Thai consumers are showing greater comfort with electronic payments, as one in three is willing to do away with cash altogether, according to Visa.
Thailand is trending towards going cashless, with 80 per cent of people carrying at least one credit card in their wallets, with an average of two cards per person.
Visa’s “Consumer Payment Attitudes Study” surveyed 2,000 people across four Southeast Asian countries to gauge changing payment habits and attitudes.
Somboon Krobteeranon, manager for Thailand, said yesterday that attitudes towards eliminating cash were changing among local consumers and more people now valued the convenience and security of electronic payments.
The study revealed that people now carry about Bt1,500 on a day-to-day basis and many choose electronic or card payments as their preferred method.
“With more people carrying cards than five years ago, and many more confident in using cards to pay online, there is a growing willingness among Thai consumers to go cashless.
“It shows how the payments landscape has improved as people feel safer and more at ease paying electronically.”

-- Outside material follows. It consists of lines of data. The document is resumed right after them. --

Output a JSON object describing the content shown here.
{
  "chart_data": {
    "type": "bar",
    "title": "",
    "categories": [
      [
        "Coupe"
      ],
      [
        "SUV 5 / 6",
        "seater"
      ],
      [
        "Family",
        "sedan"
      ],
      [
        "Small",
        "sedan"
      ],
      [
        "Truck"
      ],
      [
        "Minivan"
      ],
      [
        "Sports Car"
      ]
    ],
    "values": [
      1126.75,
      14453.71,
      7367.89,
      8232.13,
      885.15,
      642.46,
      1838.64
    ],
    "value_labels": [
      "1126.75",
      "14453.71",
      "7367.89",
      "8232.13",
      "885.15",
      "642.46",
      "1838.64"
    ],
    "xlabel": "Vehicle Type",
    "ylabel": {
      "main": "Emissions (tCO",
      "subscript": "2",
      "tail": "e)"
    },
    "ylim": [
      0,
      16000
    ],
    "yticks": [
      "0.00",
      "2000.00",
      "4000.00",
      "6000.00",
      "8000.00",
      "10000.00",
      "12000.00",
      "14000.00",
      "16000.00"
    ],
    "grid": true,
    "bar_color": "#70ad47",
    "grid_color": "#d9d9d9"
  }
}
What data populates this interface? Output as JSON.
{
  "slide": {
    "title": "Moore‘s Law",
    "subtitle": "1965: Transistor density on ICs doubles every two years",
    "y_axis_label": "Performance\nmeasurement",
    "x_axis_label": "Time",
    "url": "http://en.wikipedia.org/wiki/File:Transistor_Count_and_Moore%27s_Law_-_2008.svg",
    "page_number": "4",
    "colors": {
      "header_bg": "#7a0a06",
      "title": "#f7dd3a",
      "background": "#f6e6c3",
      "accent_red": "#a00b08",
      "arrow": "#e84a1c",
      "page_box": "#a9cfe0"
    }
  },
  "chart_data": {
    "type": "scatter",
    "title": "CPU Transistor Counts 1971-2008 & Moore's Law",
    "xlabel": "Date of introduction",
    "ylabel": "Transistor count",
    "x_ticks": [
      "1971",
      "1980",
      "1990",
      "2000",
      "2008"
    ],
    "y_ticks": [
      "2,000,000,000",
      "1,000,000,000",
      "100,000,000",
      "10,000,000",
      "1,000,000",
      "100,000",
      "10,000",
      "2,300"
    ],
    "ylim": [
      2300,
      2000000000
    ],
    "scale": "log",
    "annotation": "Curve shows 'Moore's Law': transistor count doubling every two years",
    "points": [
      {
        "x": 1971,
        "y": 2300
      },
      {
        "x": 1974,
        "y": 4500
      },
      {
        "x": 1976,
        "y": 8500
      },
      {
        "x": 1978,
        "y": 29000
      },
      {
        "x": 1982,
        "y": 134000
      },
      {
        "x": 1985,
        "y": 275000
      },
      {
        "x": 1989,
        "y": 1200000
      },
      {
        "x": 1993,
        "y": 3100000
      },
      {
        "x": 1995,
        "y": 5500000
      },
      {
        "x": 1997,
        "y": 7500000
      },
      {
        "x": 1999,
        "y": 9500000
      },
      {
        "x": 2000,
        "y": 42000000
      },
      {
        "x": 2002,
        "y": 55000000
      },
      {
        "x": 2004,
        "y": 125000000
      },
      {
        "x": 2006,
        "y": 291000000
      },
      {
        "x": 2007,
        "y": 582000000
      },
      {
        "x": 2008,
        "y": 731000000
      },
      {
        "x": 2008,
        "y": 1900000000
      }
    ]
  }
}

The main reasons given by respondents for preferring electronic payments were convenience (58 per cent), lack of need to carry cash (25 per cent) and safety and security (20 per cent).
About 64 per cent felt safe making purchases online, reflecting the growth of e-commerce in the country. And 64 per cent purchase goods or services online at least once a month.
Thai consumers also showed a strong appetite for new payment methods, with 55 per cent interested in using the Visa payWave contactless payment technology now being rolled out across the country.
Consumers here are confident about their personal finances, with 81 per cent believing their financial situation will improve over the next 12 months, compared with just 51 per cent describing their finances as better than they were last year.